Methodology: Madhukar Pai

Supervision: Madhukar Pai

Writing – Original Draft Preparation: Lena Faust

Writing – Review & Editing: Morten Ruhwald, Samuel Schumacher, Madhukar Pai

All authors have read and approved the final version of the manuscript. Lena Faust had full access to all of the data in this study and takes complete responsibility for the integrity of the data and the accuracy of the data analysis.

CONFLICT OF INTEREST

L. F. has no competing interests to disclose. M. R. and S. S. are employed at FIND, a not‐for‐profit foundation evaluating diagnostics for TB and other diseases, with FIND's neutrality regarding these evaluations clearly established in product evaluation agreements. M. P. has previously served as a consultant for the Bill & Melinda Gates Foundation, and serves on FIND's Scientific Advisory Committee. These conflicts did not affect the study design, analysis, or interpretation.

TRANSPARENCY STATEMENT

The lead author, Lena Faust, affirms that this manuscript is an honest, accurate, and transparent account of the study being reported; that no important aspects of the study have been omitted; and that any discrepancies from the study as planned have been explained.
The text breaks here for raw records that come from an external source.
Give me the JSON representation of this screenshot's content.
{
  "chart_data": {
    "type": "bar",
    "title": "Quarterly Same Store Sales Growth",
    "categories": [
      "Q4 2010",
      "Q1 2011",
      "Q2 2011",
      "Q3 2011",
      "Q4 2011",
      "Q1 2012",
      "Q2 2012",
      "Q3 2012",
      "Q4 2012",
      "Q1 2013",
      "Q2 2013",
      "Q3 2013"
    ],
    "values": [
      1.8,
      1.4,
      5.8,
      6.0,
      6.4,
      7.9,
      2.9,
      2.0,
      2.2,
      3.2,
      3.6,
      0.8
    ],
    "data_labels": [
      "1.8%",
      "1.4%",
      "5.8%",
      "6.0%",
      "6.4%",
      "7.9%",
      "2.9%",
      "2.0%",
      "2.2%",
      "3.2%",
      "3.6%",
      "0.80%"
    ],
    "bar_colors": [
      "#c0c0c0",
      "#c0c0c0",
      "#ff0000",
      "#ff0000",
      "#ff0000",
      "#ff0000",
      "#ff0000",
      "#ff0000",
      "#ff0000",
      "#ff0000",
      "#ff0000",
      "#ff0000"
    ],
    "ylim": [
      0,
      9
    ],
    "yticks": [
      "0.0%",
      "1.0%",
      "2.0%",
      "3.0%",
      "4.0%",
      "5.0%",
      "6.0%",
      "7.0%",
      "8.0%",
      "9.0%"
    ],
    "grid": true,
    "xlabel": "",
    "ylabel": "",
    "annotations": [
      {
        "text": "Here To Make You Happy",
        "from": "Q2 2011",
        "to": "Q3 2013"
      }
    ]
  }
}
Faust L, Ruhwald M, Schumacher S, Pai M. How are high burden countries implementing policies and tools for latent tuberculosis infection? A survey of current practices and barriers. Health Sci Rep. 2020;3:e158 10.1002/hsr2.158

DATA AVAILABILITY STATEMENT

Lena Faust had full access to all of the data in this study and takes complete responsibility for the integrity of the data and the accuracy of the data analysis. The authors confirm that the data supporting the findings of this study are available within the article.